Затем он взял тряпку и принялся натирать ею свой пыльный гроб.
— Пум-пум, пум-пурум, — запел он. — Пум-пум, пум-пурум.
С каждым «пурум» он делал живописный взмах тряпкой.
— А чего ты не поёшь эту песню?
— Какую?
— Которую все остальные поют.
— Некогда, — сказал Фортинбрас. — И потом, завтра ещё не наступило.
— Нам некогда, — сказала Луиза, которая умерла при родах, рожая близнецов. — Иди, займись своими делами.
Затем она запела своим звонким голосом:
— Ночь настанет — и пляши,
Смертень — танец для души
Ник подошёл к полуразрушенной церкви, проскользнул между камнями и спустился в склеп, где устроился ждать возвращения Сайласа. Ему было холодно, но он не боялся замёрзнуть: кладбище оберегало его, а жителям кладбищ не страшен холод.
Наставник вернулся утром с большим полиэтиленовым пакетом.
— Что там?
— Одежда. Для тебя. Примерь, — Сайлас достал из пакета свитер цвета савана Ника, джинсы, нижнее бельё и бледно-зелёные кроссовки.
— Зачем мне всё это?
— Чтобы носить. А вообще, ты уже повзрослел — тебе сколько? Десять лет, да? Обычно живые люди носят одежду. Ты один из них, так что тебе пригодится привычка одеваться. И ещё можешь считать, что это камуфляж.
— Что такое камуфляж?
— Когда что-нибудь прикидывается чем-нибудь другим, так чтобы люди не знали, что на самом деле перед ними находится.
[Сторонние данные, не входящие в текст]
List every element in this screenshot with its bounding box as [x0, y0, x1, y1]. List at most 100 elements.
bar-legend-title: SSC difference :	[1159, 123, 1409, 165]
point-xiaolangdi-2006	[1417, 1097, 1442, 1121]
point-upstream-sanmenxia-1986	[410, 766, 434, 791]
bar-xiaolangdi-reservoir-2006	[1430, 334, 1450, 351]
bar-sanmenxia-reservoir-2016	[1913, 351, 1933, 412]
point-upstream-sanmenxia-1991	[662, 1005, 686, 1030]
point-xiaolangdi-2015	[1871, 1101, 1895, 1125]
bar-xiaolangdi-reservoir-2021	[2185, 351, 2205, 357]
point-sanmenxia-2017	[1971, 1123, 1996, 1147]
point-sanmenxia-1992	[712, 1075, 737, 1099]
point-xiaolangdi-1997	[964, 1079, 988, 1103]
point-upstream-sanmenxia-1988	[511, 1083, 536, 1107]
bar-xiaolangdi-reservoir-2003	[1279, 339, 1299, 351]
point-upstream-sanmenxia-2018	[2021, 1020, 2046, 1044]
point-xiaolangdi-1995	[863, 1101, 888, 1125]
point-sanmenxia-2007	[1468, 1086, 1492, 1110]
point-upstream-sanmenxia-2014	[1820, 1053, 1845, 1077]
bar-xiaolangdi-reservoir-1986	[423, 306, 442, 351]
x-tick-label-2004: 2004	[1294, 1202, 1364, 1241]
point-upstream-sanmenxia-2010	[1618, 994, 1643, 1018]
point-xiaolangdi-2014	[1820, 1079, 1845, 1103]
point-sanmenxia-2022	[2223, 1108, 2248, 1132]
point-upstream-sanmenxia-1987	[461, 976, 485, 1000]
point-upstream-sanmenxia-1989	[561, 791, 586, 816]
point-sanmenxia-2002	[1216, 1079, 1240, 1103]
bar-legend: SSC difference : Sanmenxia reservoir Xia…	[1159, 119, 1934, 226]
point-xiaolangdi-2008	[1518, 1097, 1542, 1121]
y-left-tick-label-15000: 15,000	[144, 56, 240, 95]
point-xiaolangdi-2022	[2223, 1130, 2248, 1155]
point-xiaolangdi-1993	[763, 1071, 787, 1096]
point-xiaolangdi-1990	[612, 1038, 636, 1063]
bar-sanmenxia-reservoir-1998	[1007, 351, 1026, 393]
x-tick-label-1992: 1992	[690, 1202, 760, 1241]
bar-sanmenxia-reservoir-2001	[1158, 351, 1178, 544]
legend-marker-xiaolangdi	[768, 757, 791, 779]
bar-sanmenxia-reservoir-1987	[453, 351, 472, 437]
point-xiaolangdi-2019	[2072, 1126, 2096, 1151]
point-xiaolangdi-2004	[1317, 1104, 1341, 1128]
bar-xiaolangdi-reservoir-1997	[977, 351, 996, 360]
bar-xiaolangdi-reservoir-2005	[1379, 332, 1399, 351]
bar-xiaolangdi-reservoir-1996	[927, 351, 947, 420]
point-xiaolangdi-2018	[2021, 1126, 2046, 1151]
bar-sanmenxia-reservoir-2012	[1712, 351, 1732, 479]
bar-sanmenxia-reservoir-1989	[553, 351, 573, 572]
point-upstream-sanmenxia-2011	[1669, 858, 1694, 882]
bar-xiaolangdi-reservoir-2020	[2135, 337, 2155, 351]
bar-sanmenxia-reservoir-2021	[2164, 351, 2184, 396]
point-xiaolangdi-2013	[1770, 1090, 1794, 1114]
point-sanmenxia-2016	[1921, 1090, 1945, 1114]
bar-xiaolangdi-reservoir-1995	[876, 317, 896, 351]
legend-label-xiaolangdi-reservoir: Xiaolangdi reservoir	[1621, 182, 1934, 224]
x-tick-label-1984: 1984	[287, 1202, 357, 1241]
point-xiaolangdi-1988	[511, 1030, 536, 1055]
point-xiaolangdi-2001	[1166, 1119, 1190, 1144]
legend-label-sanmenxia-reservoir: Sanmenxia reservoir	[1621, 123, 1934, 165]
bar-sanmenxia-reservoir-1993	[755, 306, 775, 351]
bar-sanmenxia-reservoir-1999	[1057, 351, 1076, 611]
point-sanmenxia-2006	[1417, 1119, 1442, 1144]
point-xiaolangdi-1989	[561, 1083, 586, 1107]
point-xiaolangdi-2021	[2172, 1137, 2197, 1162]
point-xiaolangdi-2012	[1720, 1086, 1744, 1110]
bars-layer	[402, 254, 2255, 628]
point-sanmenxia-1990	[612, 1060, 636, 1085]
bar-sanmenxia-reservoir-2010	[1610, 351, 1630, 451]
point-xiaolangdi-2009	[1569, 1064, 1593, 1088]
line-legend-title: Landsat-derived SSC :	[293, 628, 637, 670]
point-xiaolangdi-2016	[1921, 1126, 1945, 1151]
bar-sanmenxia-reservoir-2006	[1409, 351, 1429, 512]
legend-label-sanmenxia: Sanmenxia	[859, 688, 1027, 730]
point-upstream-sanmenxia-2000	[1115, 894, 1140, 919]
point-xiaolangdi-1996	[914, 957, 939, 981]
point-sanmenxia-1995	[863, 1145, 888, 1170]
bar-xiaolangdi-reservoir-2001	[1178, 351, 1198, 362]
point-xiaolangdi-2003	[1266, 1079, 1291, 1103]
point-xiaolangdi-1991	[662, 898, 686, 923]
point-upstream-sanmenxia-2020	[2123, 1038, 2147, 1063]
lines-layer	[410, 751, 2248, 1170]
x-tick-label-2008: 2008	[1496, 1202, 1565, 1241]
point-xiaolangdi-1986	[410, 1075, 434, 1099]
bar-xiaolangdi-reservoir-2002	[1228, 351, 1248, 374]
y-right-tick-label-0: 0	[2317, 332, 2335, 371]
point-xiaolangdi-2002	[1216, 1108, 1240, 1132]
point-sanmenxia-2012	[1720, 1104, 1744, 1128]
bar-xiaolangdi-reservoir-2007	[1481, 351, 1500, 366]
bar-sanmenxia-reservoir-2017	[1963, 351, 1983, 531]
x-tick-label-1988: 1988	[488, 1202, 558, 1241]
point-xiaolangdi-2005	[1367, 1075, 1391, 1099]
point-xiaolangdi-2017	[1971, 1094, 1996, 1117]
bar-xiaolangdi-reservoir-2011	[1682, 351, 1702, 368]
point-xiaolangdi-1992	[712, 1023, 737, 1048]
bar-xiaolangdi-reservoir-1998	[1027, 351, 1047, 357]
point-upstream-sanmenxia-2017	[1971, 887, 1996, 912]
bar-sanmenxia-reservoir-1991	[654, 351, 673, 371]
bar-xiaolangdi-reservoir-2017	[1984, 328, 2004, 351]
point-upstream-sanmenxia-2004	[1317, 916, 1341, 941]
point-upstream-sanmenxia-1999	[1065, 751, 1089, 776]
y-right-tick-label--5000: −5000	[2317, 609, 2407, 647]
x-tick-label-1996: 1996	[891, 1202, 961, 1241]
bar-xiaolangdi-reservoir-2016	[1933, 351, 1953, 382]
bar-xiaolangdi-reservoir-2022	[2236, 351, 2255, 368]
— А, кажется, понятно, — сказал Ник и оделся. Под конец он запутался в шнурках, и Сайласу пришлось учить его шнуровать ботинки. Эта процедура далась Нику нелегко, поэтому он завязывал и развязывал шнурки много раз подряд, пока наставник не решил, что достаточно. Тогда Ник задал ему давно заготовленный вопрос.
— Сайлас, что такое смертень?
Сайлас вскинул брови и наклонил голову.
— Где ты о нём услышал?
— Да всё кладбище только о нём и говорит. Похоже, он наступит завтра ночью. Так что такое смертень?
— Это такой танец, — ответил Сайлас.
— «Ночь настанет — и пляши», — вспомнил Ник. — А ты тоже танцуешь смертень? Что это за танец?
Его наставник внимательно посмотрел на него чёрными безднами глаз и ответил:
— Не знаю. Я знаю много вещей, Ник, поскольку я путешествую по миру уже много тысяч ночей, но я не знаю, что за танец смертень. Нужно быть живым или мёртвым, чтобы его танцевать. А я — ни то, ни другое.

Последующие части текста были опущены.